Keep reading to learn more about how CLL and SLL compare and how they’re treated.

CLL and SLL are slow-growing cancers that develop in white blood cells called lymphocytes. More specifically, they develop in abnormal B cell lymphocytes. The function of B cells is to produce special proteins called antibodies. These antibodies attach to foreign substances and tell other immune cells to destroy them.

CLL and SLL are essentially the same diseases. Doctors choose a name based on where most cancer cells are found. Both conditions are treated in the same way, no matter which name they go by.

SLL is commonly used when most cancer cells appear in lymph nodes, and CLL when found in the blood or bone marrow. Bone marrow is the spongy tissue where blood cells are produced inside your bones.

A doctor will typically diagnose either CLL or SLL but not both. Here’s a look at how they compare:

Feature CLL SLL
Where most cancer cells are found Blood or bone marrow Lymph nodes
Monoclonal lymphocyte cell count in blood More than 5,000/mm3 Less than 5,000/mm3

SLL is classified as a type of non-Hodgkin’s lymphoma. Many doctors classify CLL as a type of non-Hodgkin’s lymphomas as well.

What causes CLL/SLL?

Researchers don’t exactly know why some people develop CLL or SLL. It’s thought that genetic factors are primarily responsible. Exposure to Agent Orange and possibly exposure to certain other herbicides and pesticides may also play a role.

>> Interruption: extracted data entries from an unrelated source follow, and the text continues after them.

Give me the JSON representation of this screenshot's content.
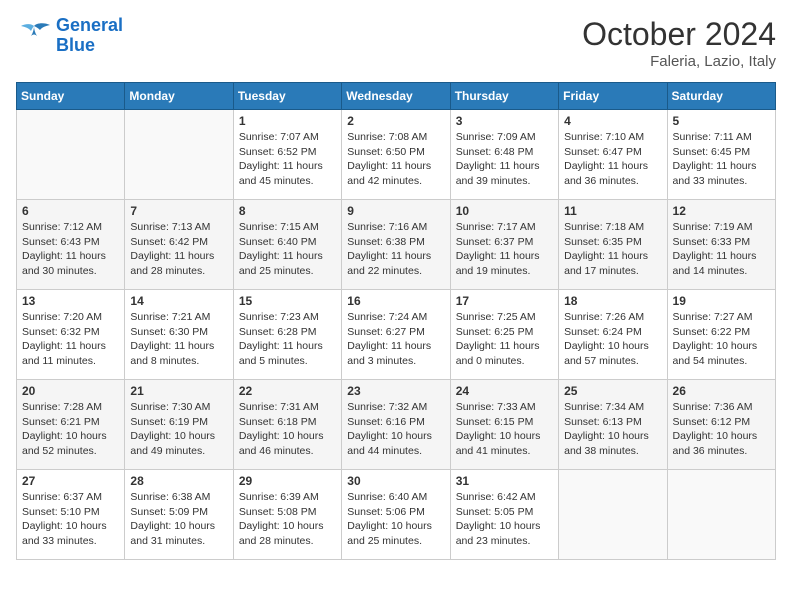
{
  "header": {
    "logo_line1": "General",
    "logo_line2": "Blue",
    "month": "October 2024",
    "location": "Faleria, Lazio, Italy"
  },
  "days_of_week": [
    "Sunday",
    "Monday",
    "Tuesday",
    "Wednesday",
    "Thursday",
    "Friday",
    "Saturday"
  ],
  "weeks": [
    [
      {
        "day": "",
        "info": ""
      },
      {
        "day": "",
        "info": ""
      },
      {
        "day": "1",
        "info": "Sunrise: 7:07 AM\nSunset: 6:52 PM\nDaylight: 11 hours and 45 minutes."
      },
      {
        "day": "2",
        "info": "Sunrise: 7:08 AM\nSunset: 6:50 PM\nDaylight: 11 hours and 42 minutes."
      },
      {
        "day": "3",
        "info": "Sunrise: 7:09 AM\nSunset: 6:48 PM\nDaylight: 11 hours and 39 minutes."
      },
      {
        "day": "4",
        "info": "Sunrise: 7:10 AM\nSunset: 6:47 PM\nDaylight: 11 hours and 36 minutes."
      },
      {
        "day": "5",
        "info": "Sunrise: 7:11 AM\nSunset: 6:45 PM\nDaylight: 11 hours and 33 minutes."
      }
    ],
    [
      {
        "day": "6",
        "info": "Sunrise: 7:12 AM\nSunset: 6:43 PM\nDaylight: 11 hours and 30 minutes."
      },
      {
        "day": "7",
        "info": "Sunrise: 7:13 AM\nSunset: 6:42 PM\nDaylight: 11 hours and 28 minutes."
      },
      {
        "day": "8",
        "info": "Sunrise: 7:15 AM\nSunset: 6:40 PM\nDaylight: 11 hours and 25 minutes."
      },
      {
        "day": "9",
        "info": "Sunrise: 7:16 AM\nSunset: 6:38 PM\nDaylight: 11 hours and 22 minutes."
      },
      {
        "day": "10",
        "info": "Sunrise: 7:17 AM\nSunset: 6:37 PM\nDaylight: 11 hours and 19 minutes."
      },
      {
        "day": "11",
        "info": "Sunrise: 7:18 AM\nSunset: 6:35 PM\nDaylight: 11 hours and 17 minutes."
      },
      {
        "day": "12",
        "info": "Sunrise: 7:19 AM\nSunset: 6:33 PM\nDaylight: 11 hours and 14 minutes."
      }
    ],
    [
      {
        "day": "13",
        "info": "Sunrise: 7:20 AM\nSunset: 6:32 PM\nDaylight: 11 hours and 11 minutes."
      },
      {
        "day": "14",
        "info": "Sunrise: 7:21 AM\nSunset: 6:30 PM\nDaylight: 11 hours and 8 minutes."
      },
      {
        "day": "15",
        "info": "Sunrise: 7:23 AM\nSunset: 6:28 PM\nDaylight: 11 hours and 5 minutes."
      },
      {
        "day": "16",
        "info": "Sunrise: 7:24 AM\nSunset: 6:27 PM\nDaylight: 11 hours and 3 minutes."
      },
      {
        "day": "17",
        "info": "Sunrise: 7:25 AM\nSunset: 6:25 PM\nDaylight: 11 hours and 0 minutes."
      },
      {
        "day": "18",
        "info": "Sunrise: 7:26 AM\nSunset: 6:24 PM\nDaylight: 10 hours and 57 minutes."
      },
      {
        "day": "19",
        "info": "Sunrise: 7:27 AM\nSunset: 6:22 PM\nDaylight: 10 hours and 54 minutes."
      }
    ],
    [
      {
        "day": "20",
        "info": "Sunrise: 7:28 AM\nSunset: 6:21 PM\nDaylight: 10 hours and 52 minutes."
      },
      {
        "day": "21",
        "info": "Sunrise: 7:30 AM\nSunset: 6:19 PM\nDaylight: 10 hours and 49 minutes."
      },
      {
        "day": "22",
        "info": "Sunrise: 7:31 AM\nSunset: 6:18 PM\nDaylight: 10 hours and 46 minutes."
      },
      {
        "day": "23",
        "info": "Sunrise: 7:32 AM\nSunset: 6:16 PM\nDaylight: 10 hours and 44 minutes."
      },
      {
        "day": "24",
        "info": "Sunrise: 7:33 AM\nSunset: 6:15 PM\nDaylight: 10 hours and 41 minutes."
      },
      {
        "day": "25",
        "info": "Sunrise: 7:34 AM\nSunset: 6:13 PM\nDaylight: 10 hours and 38 minutes."
      },
      {
        "day": "26",
        "info": "Sunrise: 7:36 AM\nSunset: 6:12 PM\nDaylight: 10 hours and 36 minutes."
      }
    ],
    [
      {
        "day": "27",
        "info": "Sunrise: 6:37 AM\nSunset: 5:10 PM\nDaylight: 10 hours and 33 minutes."
      },
      {
        "day": "28",
        "info": "Sunrise: 6:38 AM\nSunset: 5:09 PM\nDaylight: 10 hours and 31 minutes."
      },
      {
        "day": "29",
        "info": "Sunrise: 6:39 AM\nSunset: 5:08 PM\nDaylight: 10 hours and 28 minutes."
      },
      {
        "day": "30",
        "info": "Sunrise: 6:40 AM\nSunset: 5:06 PM\nDaylight: 10 hours and 25 minutes."
      },
      {
        "day": "31",
        "info": "Sunrise: 6:42 AM\nSunset: 5:05 PM\nDaylight: 10 hours and 23 minutes."
      },
      {
        "day": "",
        "info": ""
      },
      {
        "day": "",
        "info": ""
      }
    ]
  ]
}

Many different genetic mutations in the DNA of blood-producing cells have been identified in people with CLL or SLL. A loss of part of chromosome 13 is the most common genetic mutation that’s been identified.

CLL and SLL are slow-growing cancers that lead to the overproduction of abnormal B lymphocytes. The development of CLL and SLL are the same, and cancer cells are indistinguishable under a microscope.

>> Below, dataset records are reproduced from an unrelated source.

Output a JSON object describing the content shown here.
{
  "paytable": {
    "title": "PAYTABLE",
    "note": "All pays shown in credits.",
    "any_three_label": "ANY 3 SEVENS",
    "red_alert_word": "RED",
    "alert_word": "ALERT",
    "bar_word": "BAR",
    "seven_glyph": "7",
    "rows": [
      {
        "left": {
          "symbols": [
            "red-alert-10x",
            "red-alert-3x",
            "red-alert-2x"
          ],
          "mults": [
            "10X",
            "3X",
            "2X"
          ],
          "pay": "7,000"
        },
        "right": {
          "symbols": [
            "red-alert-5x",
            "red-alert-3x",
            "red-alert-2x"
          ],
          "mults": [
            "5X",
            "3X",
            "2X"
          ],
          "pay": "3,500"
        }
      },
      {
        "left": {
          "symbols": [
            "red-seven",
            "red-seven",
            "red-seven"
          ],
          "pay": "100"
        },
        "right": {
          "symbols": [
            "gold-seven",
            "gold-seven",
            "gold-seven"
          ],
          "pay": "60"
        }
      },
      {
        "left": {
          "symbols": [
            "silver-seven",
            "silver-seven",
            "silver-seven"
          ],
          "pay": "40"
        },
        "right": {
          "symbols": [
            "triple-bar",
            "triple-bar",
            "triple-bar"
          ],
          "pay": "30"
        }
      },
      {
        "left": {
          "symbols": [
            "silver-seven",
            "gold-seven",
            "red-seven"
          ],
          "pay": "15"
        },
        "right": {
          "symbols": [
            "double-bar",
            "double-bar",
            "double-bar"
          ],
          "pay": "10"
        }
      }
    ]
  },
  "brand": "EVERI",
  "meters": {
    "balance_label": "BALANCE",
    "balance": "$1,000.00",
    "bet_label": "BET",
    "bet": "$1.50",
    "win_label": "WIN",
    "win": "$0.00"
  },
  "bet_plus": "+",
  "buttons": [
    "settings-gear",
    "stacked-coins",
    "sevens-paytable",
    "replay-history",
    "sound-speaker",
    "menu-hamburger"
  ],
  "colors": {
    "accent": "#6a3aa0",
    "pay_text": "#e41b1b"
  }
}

Usually, CLL represents the initial phase where cells are isolated to the blood and bone marrow. CLL may progress to SLL if cancerous cells spread primarily to lymph nodes.

About Richter’s syndrome

CLL and SLL can also develop into an aggressive form of non-Hodgkin’s lymphoma called Richter’s syndrome. Richter’s syndrome develops in 3 to 15 percent of people with CLL or SLL.

The outlook for Richter’s syndrome is generally poor. Usual symptoms of Richter’s syndrome include:

  • increased lymph node swelling
  • increased swelling in the spleen or liver
  • high fever
  • abdominal pain
  • even more weight loss
  • poorer blood cell counts

Your medical team can help you determine the best treatment for CLL or SLL. The best treatment for you depends on factors such as:

  • your blood cell counts
  • whether you have swelling in your liver, spleen, or lymph nodes
  • your age and overall health
  • your symptoms
  • how you respond to initial treatment
  • whether cancer returns after treatment

Treatments options for CLL and SLL include:

CLL and SLL aren’t usually considered curable, but many people live with these conditions for a long time. The distinction between CLL and SLL doesn’t influence the outlook of the disease.

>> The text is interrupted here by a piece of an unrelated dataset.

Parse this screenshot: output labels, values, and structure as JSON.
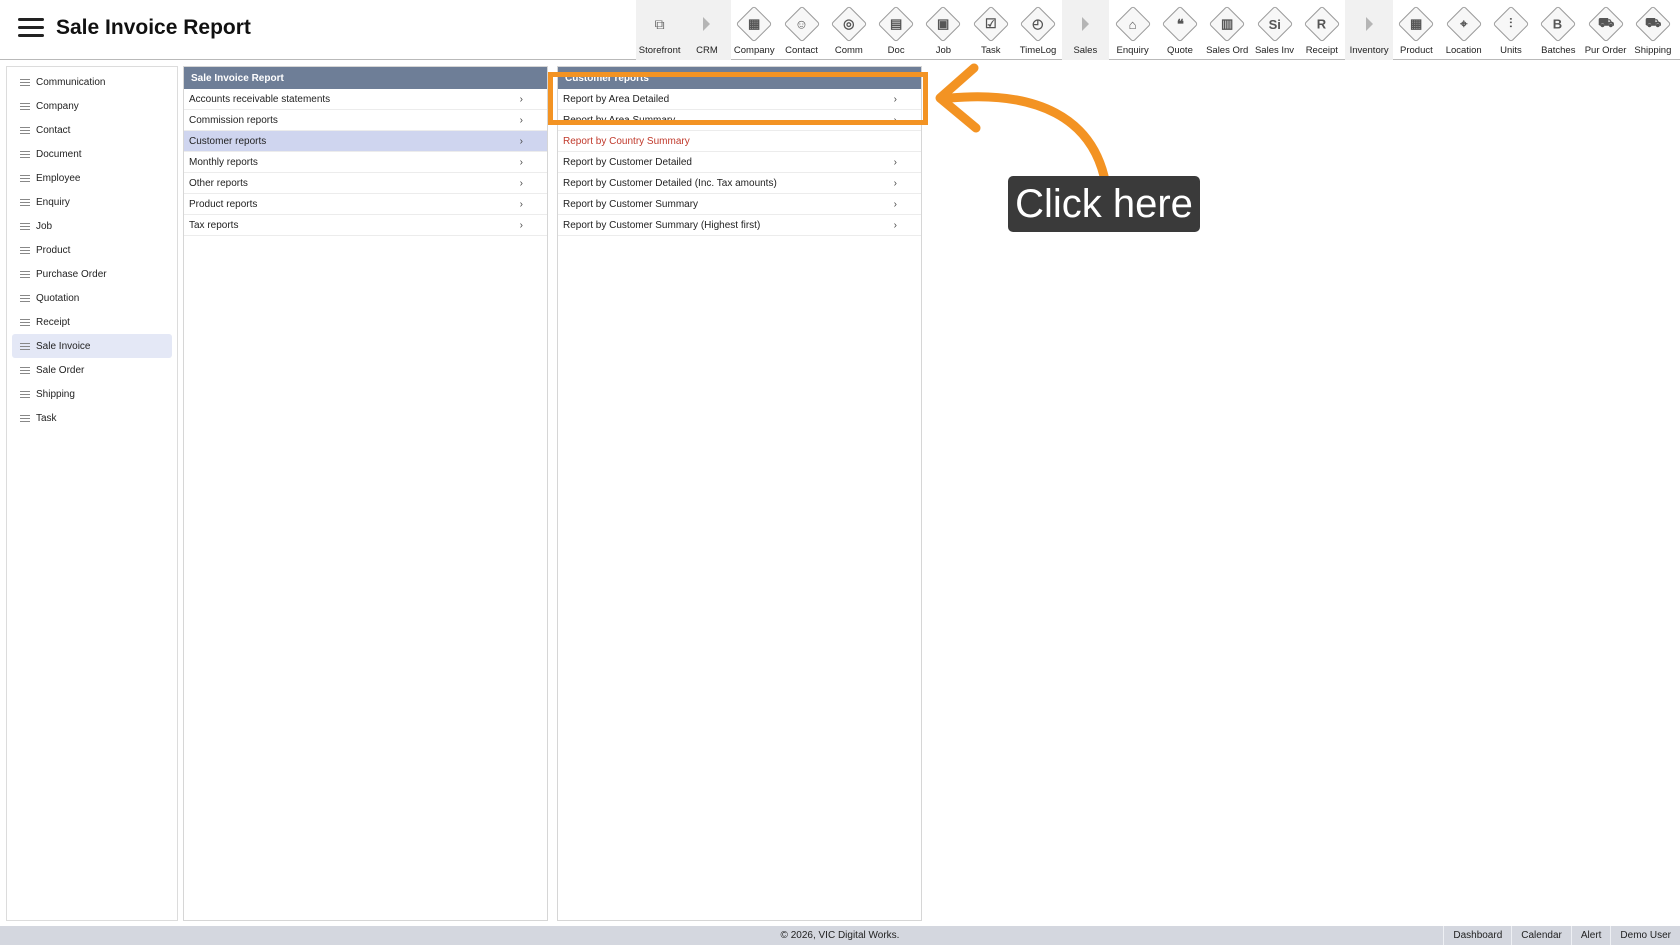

Half of the people with CLL or SLL live at least 10 years, while some live 20 years or more without treatment.

The relative 5-year relative survival rate is estimated at 87.5 percent. The relative 5-year survival rate compares how many people with the disease are alive after 5 years compared to people without the disease.

Your doctor can give you the best idea about what to expect. Statistics can give you an idea about your outlook, but many factors can determine how you’ll respond to treatment.

Factors that influence outlook

Factors that can influence your outlook include:

  • whether you have a certain gene mutation such as TP53or IgVH
  • your blood cell counts
  • the stage of your cancer
  • results of tests such as beta-2 microglobulin test
  • your age and overall health
  • how quickly cancerous cells drop during treatment
  • whether you develop a second cancer

CLL and SLL refer to the same type of blood cancer that develops in a type of white blood cell called lymphocytes. CLL is generally used when most cancer cells are in your blood or bone marrow. SLL is used when most cancer cells are found in lymph nodes.

CLL and SLL are treated the same way. The distinction doesn’t influence your treatment plan. Your medical team can help you determine how to best manage your condition.